We can deal with this situation in a couple of different ways. Firstly let’s try and discover which rows and columns in my staging table contain values that are likely to cause data conversion errors.
To do this I am going to use the new VALIDATE_CONVERSION() function which identifies problem data that cannot be converted to the required data type. It returns 1 if a given expression can be converted to the specified data type, else it returns 0.
SELECT
VALIDATE_CONVERSION(empno AS NUMBER) AS is_empno,
VALIDATE_CONVERSION(mgr AS NUMBER) AS is_mgr,
VALIDATE_CONVERSION(hiredate AS DATE) AS is_hiredate,
VALIDATE_CONVERSION(sal AS NUMBER) AS is_sal,
VALIDATE_CONVERSION(comm AS NUMBER) AS is_comm,
VALIDATE_CONVERSION(deptno AS NUMBER) AS is_deptno
FROM staging_emp;
the output from the above query enables us to easily pick out the rows where the data conversion is going to succeed (column value is 1) and fail (column value is 0).

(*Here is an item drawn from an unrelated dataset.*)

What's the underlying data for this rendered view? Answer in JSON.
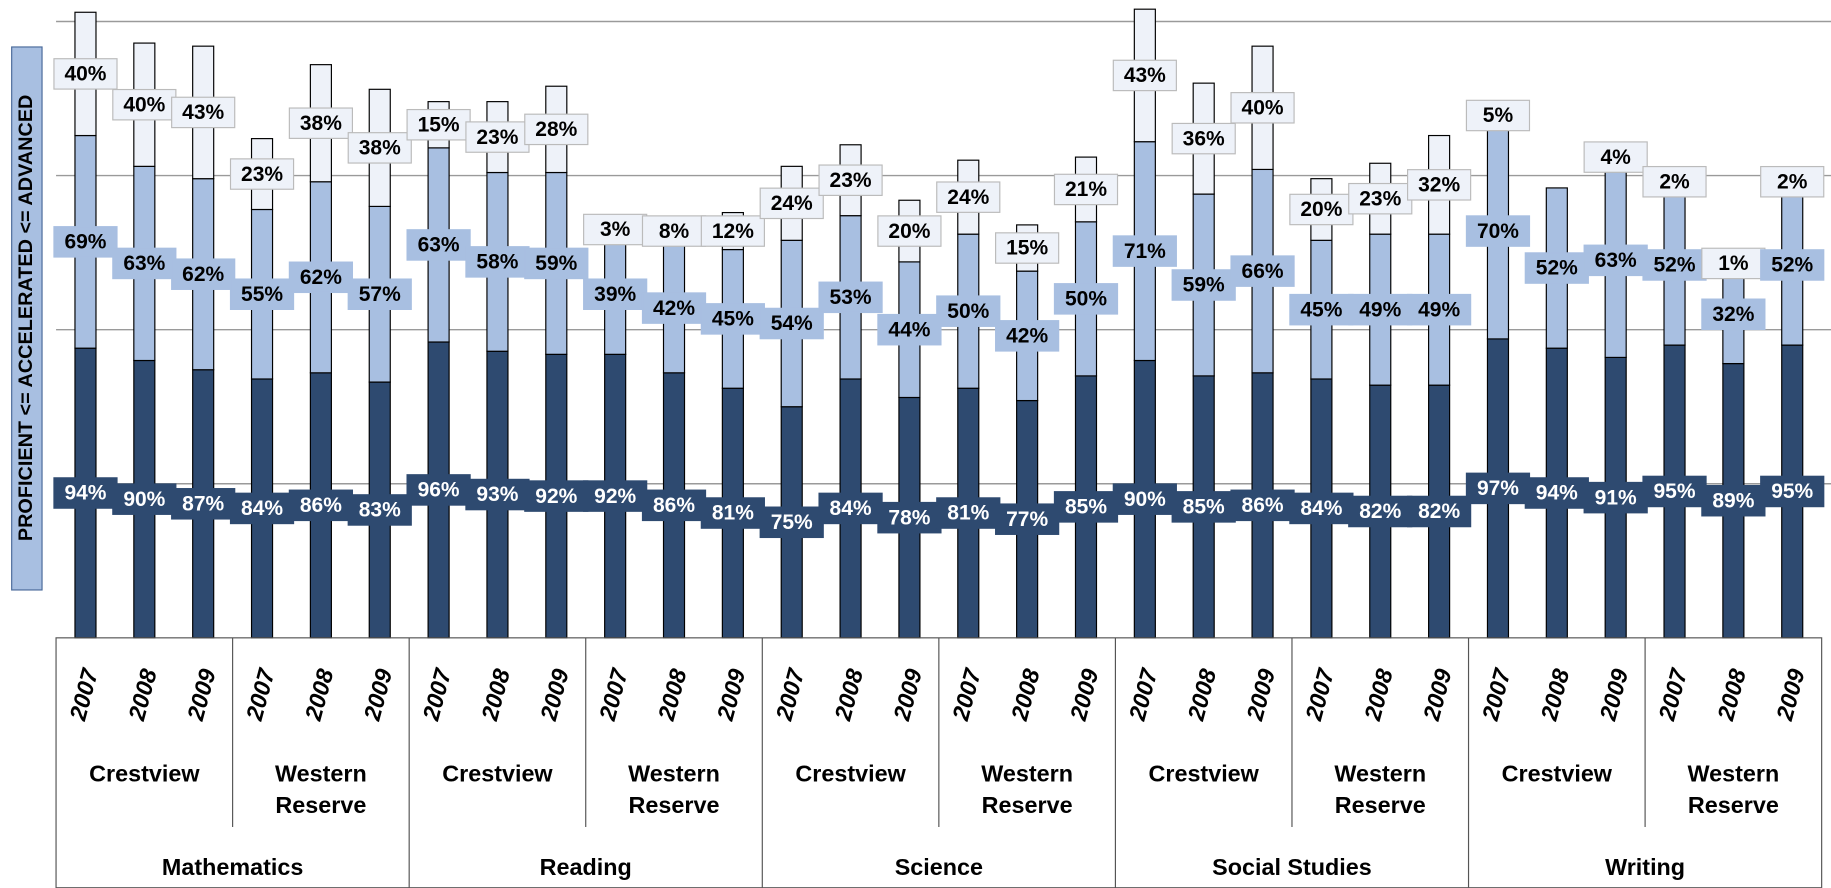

We can use this information to filter the data in my staging table as we insert it into the EMP table or we can use the enhanced CAST and TO_xxx functions within the INSERT INTO ….. SELECT statements.
We can use this information to filter the data in our staging table as I insert it into the EMP table or we could use the enhanced CAST and TO_xxx functions within the INSERT INTO ….. SELECT statements.
The CAST function (along with TO_NUMBER, TO_BINARY_FLOAT, TO_BINARY_DOUBLE, TO_DATE, TO_TIMESTAMP, TO_TIMESTAMP_TZ, TO_DSINTERVAL, and TO_YMINTERVAL functions) can now return a user-specified value, instead of an error, when data type conversion errors occur. This reduces failures during an data transformation and data loading processes.
Therefore, the new 12.2 self-validating SELECT statement looks like this:
INSERT INTO emp
SELECT
empno,
ename,
job,
CAST(mgr AS NUMBER DEFAULT 9999 ON CONVERSION ERROR),
CAST(hiredate AS DATE DEFAULT sysdate ON CONVERSION ERROR),
CAST(sal AS NUMBER DEFAULT 0 ON CONVERSION ERROR),
CAST(comm AS NUMBER DEFAULT null ON CONVERSION ERROR),
CAST(deptno AS NUMBER DEFAULT 99 ON CONVERSION ERROR)
FROM staging_emp
WHERE VALIDATE_CONVERSION(empno AS NUMBER) = 1;
We now have five rows added to our EMP table. Here is the data that was loaded:
SELECT * FROM emp;
We can see that on row 1 the HIERDATE was invalid so it was replaced by the value from sys date (07-JUL-16). Row 2 the value of DEPTNO is the conversion default of 99 and on row 4 the value for MGR is the conversion default of 9999.
The fact that we only loaded 5 rows obviously this means that 4 rows were rejected during the insert process. We look at the rows in the staging table that failed to be inserted by using the VALIDATE_CONVERSION function:
SELECT * FROM staging_emp
WHERE VALIDATE_CONVERSION(empno AS NUMBER) = 0;
We can see the rows that were rejected because they contain errors converting the value in the empno column to a number to create the empno key.
The enhanced CAST function (along with TO_NUMBER, TO_BINARY_FLOAT, TO_BINARY_DOUBLE, TO_DATE, TO_TIMESTAMP, TO_TIMESTAMP_TZ, TO_DSINTERVAL, and TO_YMINTERVAL functions) can help you deal with data conversion errors without having to resort to complicated PL/SQL code or writing data validation routines within your application code.
The new VALIDATE_CONVERSION() function can be used to help you identify column values that cannot be converted to the required data type.
Hope these two features are useful. Enjoy!